The Stark Museum of Art in Orange, Texas, houses one of the nation's most significant collections of American Western art. The Western Art collection conveys the artistic interpretation of the western region over two centuries.

It spans the explorations of the nineteenth century to the artistic colonies of the twentieth century. Among the many artists represented are John James Audubon, Albert Bierstadt, Frederic Remington, Charles Marion Russell, and Georgia O'Keeffe. The Stark Museum of Art presents special changing exhibitions to explore themes in greater depth and with new approaches.

The Decorative Arts collection features natural and historical themes in glass and porcelain. Highlights include the only complete set of The United States in Crystal from Steuben Glass, as well as the entire series of porcelain birds by Dorothy Doughty.
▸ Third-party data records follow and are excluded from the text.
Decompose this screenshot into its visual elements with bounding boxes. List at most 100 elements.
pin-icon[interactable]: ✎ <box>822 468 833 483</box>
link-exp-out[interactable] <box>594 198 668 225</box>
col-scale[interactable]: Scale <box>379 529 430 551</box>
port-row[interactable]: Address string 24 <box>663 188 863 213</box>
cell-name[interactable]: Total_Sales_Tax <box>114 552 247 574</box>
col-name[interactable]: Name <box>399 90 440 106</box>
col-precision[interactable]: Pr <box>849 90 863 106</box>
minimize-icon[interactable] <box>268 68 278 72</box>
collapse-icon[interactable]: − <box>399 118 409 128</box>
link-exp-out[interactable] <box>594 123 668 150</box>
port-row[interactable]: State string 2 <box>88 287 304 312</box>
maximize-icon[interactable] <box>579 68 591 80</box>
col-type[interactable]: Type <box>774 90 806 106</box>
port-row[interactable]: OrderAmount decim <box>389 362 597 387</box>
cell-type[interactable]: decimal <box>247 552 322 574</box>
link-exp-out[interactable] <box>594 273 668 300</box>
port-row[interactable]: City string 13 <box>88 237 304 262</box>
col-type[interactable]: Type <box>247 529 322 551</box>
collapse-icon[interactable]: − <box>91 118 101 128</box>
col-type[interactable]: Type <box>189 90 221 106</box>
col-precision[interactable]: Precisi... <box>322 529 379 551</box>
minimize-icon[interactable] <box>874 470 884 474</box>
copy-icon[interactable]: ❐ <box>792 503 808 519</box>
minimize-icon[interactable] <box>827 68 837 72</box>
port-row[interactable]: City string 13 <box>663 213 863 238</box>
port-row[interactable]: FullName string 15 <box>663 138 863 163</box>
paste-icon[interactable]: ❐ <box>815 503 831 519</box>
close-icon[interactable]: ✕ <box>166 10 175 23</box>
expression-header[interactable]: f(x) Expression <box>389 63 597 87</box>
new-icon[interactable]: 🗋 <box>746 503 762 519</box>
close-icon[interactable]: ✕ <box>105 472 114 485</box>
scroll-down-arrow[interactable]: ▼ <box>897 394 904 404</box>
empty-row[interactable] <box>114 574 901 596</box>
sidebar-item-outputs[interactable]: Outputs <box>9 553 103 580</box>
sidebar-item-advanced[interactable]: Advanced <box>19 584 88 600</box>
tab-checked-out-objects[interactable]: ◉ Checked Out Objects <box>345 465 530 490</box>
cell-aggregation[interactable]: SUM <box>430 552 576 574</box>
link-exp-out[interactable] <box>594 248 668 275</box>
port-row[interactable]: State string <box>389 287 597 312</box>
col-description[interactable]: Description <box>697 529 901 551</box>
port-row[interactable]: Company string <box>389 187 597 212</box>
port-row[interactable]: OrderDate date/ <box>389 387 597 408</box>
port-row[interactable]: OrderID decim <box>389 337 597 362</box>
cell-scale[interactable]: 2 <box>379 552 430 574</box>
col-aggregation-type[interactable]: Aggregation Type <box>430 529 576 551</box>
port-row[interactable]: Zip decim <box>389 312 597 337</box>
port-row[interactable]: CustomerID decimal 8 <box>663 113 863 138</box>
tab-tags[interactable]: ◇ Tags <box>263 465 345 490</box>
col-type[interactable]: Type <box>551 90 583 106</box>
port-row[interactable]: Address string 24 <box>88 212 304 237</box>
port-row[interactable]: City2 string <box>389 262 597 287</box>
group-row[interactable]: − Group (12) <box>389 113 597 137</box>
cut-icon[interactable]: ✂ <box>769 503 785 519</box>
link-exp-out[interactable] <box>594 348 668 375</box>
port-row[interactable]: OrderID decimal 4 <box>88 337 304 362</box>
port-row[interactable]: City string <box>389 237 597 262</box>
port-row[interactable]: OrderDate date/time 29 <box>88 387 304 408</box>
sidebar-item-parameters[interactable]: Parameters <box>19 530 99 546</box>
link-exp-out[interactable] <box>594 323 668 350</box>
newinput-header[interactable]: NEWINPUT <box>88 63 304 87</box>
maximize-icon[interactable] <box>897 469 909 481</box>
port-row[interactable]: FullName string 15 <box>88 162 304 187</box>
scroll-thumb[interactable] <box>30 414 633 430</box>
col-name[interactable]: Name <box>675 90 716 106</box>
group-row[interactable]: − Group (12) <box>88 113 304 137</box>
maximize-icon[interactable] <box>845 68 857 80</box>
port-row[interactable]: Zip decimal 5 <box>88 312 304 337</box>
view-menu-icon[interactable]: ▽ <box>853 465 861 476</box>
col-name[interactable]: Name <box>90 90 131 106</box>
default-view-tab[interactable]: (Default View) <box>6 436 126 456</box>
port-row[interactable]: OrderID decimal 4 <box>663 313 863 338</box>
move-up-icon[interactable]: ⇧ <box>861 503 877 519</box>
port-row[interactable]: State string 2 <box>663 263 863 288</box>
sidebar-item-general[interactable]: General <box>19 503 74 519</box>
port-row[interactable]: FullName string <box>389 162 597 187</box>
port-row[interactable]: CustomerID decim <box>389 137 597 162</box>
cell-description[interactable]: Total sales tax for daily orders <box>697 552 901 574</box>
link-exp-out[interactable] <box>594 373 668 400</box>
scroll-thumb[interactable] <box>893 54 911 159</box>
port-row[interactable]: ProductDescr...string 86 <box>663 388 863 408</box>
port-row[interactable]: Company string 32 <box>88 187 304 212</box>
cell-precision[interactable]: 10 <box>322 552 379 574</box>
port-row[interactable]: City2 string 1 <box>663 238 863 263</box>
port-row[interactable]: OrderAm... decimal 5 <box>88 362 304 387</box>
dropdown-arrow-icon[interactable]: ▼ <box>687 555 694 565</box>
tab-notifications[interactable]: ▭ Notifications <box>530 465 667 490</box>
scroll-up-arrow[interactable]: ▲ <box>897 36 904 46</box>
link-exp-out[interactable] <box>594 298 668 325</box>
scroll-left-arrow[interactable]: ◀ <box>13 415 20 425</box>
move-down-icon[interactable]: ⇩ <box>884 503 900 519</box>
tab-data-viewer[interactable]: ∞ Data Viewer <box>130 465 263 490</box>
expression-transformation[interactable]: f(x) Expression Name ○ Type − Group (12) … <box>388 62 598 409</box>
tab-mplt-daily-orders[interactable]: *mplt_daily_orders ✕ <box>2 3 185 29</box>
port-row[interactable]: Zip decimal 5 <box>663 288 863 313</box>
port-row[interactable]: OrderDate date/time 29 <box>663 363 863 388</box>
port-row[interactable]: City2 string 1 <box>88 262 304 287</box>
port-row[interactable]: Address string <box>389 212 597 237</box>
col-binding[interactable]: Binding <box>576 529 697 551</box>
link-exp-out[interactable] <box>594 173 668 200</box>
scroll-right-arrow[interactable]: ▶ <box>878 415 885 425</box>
The American Indian collection consists of art created by members of the tribes of the Great Plains, Southwest, Eastern Woodlands, and Northwest Coast. It includes examples of Plains clothing, body ornaments, beadwork, baskets, pottery, kachina carvings, and Navajo rugs and blankets.

The Rare Books and Manuscripts collection enhances the Museum’s holdings in Western American art and in natural history subjects. Treasures include letters and manuscript journals by artists such as John James Audubon, Paul Kane, and Charles Marion Russell. The collection also holds first-edition publications on natural history, such as Audubon’s personal copy of The Birds of America.

The Stark Museum of Art provides educational resources and programs for the general public and for students, teachers, and researchers. It invites families to explore the Museum with their children and discover interactive activities.

The Stark Museum of Art offers guided tours for school groups and other groups of 10-72 persons by advance appointment.

The Stark Museum of Art is a program of the Nelda C. and H.J. Lutcher Stark Foundation, a non-profit organization.